Understanding the evolution of scholarly impact is essential for many real-life decision-making processes in academia, such as research planning, frontier exploration, and award selection. Popular platforms like Google Scholar and Web of Science rely on numerical indicators that are too abstract to convey the context and content of scientific impact, while most existing visualization approaches on mapping science do not consider the presentation of individual scholars' impact evolution using curated self-citation data. This paper builds on our previous work and proposes an integrated pipeline to visualize a scholar's impact evolution from multiple topic facets. A novel 3D prism-shaped visual metaphor is introduced as the overview of a scholar's impact, whilst their scientific evolution on each topic is displayed in a more structured manner. Additional designs by topic chord diagram, streamgraph visualization, and inter-topic flow map, optimized by an elaborate layout algorithm, assist in perceiving the scholar's scientific evolution across topics. A new six-degree-impact glyph metaphor highlights key interdisciplinary works driving the evolution. The proposed visualization methods are evaluated through case studies analyzing the careers of prestigious Turing award laureates and a major visualization venue.
Paper Structure (20 sections, 6 equations, 8 figures, 2 tables)
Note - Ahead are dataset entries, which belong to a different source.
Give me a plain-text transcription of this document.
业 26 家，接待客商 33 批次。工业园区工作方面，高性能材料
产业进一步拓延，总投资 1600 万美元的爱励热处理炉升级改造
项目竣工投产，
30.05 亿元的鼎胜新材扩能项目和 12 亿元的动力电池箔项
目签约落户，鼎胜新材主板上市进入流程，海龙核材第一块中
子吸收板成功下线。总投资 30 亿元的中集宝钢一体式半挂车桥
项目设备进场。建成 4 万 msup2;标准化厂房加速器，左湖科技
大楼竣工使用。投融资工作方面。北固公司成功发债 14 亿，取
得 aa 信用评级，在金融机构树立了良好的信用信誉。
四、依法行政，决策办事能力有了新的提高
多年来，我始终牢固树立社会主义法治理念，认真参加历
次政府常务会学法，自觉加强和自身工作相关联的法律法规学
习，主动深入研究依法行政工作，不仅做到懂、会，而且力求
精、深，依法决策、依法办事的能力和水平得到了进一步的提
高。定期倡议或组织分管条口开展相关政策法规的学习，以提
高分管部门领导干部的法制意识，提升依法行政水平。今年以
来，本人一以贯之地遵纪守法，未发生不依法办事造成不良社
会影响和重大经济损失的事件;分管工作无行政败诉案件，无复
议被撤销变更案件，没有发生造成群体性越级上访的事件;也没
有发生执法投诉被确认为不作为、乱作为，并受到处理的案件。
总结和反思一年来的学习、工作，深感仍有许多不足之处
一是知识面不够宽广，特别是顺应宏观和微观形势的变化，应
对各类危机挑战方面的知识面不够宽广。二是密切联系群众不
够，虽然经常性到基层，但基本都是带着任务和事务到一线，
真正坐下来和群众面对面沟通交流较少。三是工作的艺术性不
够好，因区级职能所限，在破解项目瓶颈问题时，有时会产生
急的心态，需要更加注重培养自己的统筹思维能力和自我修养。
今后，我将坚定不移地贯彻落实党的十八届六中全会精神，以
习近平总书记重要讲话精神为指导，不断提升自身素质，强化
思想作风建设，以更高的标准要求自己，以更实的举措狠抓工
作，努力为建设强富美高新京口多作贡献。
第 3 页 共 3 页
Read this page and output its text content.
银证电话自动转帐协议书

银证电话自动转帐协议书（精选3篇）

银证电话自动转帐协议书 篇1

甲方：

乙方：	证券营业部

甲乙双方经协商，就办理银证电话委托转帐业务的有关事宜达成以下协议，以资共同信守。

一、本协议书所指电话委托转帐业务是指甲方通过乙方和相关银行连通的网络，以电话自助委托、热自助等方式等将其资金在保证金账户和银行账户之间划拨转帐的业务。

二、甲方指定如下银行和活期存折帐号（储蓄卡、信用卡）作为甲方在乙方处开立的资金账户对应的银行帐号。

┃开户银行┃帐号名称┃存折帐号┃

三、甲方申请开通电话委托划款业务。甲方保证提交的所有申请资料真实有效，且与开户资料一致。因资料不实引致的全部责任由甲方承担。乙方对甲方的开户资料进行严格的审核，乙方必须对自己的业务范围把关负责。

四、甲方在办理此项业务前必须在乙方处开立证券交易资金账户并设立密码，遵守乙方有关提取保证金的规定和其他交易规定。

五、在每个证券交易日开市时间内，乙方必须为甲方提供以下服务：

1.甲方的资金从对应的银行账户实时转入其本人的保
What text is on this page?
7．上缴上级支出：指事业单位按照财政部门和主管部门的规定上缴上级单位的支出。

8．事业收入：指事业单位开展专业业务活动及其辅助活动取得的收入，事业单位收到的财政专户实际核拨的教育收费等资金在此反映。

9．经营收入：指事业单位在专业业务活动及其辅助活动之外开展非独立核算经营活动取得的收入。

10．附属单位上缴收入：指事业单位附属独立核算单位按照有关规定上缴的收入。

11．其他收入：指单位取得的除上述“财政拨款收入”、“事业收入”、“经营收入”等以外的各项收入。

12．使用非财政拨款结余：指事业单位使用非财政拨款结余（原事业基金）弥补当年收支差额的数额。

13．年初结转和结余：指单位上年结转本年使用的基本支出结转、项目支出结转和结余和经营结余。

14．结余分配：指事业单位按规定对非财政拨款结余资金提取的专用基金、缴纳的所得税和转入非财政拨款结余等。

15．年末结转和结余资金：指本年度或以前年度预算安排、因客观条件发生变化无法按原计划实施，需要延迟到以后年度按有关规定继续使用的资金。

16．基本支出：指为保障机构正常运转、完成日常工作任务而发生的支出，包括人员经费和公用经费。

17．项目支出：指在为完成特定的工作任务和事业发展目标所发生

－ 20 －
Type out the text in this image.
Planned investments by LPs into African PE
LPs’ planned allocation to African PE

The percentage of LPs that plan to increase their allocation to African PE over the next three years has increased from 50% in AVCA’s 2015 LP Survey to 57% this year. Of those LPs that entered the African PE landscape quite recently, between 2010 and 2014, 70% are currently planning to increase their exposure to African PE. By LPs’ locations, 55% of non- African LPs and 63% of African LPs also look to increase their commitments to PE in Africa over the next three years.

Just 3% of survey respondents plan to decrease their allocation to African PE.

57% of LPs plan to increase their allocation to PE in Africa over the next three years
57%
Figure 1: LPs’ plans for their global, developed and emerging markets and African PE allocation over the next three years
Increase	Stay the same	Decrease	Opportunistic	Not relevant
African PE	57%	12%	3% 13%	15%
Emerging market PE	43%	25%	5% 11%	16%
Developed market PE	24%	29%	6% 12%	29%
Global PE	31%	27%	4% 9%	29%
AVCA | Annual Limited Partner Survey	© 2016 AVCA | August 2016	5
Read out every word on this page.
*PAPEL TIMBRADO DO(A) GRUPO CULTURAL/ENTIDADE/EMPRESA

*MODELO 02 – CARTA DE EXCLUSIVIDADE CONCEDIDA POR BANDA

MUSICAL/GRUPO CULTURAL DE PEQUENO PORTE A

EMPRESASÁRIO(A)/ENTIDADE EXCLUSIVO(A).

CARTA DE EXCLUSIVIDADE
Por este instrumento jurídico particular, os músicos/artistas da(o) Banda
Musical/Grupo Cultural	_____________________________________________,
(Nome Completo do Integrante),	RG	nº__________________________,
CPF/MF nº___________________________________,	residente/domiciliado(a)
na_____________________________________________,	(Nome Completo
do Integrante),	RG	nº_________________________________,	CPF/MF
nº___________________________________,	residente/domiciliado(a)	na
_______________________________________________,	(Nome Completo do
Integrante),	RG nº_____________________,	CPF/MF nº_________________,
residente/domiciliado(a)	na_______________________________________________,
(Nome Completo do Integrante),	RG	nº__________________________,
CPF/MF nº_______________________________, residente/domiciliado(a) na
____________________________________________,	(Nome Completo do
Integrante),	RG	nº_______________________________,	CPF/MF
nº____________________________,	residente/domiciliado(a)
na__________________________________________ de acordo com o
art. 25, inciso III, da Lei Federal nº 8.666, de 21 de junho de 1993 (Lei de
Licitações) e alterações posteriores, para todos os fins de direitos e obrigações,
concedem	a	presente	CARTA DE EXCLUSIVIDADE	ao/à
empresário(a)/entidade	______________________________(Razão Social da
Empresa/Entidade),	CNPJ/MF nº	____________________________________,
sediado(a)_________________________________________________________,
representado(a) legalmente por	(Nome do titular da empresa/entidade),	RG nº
This paper contains 20 sections, 6 equations, 8 figures, 2 tables.

Figures (8)

  • Figure 1: GeneticPrism interface: (a) control panel; (b) scholar demographics and GeneticFlow graph statistics; (c) chord diagram to display inter-topic citation influence interactions; (d) main GeneticPrism (current) or GeneticScroll designs visualizing Shirato graphs; (e) paper list and detailed info panel.
  • Figure 2: GeneticPrism pipeline over MAG to illustrate scientific impact evolution: (a) data pre-processing; (b) GF analytics to build citation influence graph; (c) topic modeling for multifaceted analysis; (d) visualization designs.
  • Figure 3: GeneticPrism design and its alternatives: (a) top view by a polygon chord diagram design; (b) side view visualizing the GF sub-graph on a topic; (c)(d)(e) alternative designs; (g) chord diagram to display inter-topic interactions.
  • Figure 4: GeneticScroll design and its alternatives. (a) GeneticScroll composed of a GF sub-graph visualization in the center, influx/efflux streamgraphs on the left/right sides, and citation influence flow maps in between showing detailed inter-topic interactions; (b)(c) two alternative designs.
  • Figure 5: Steps from the original GF sub-graph layout to the GeneticScroll view. (a) Original per-topic GF sub-graph; (b) GF sub-graph with influence edges; (c) GF sub-graph with influence edges using bundling; (d) GeneticScroll view: add flow map layout for influence edges and place them on the background layer, integrating with influx/efflux streamgraphs.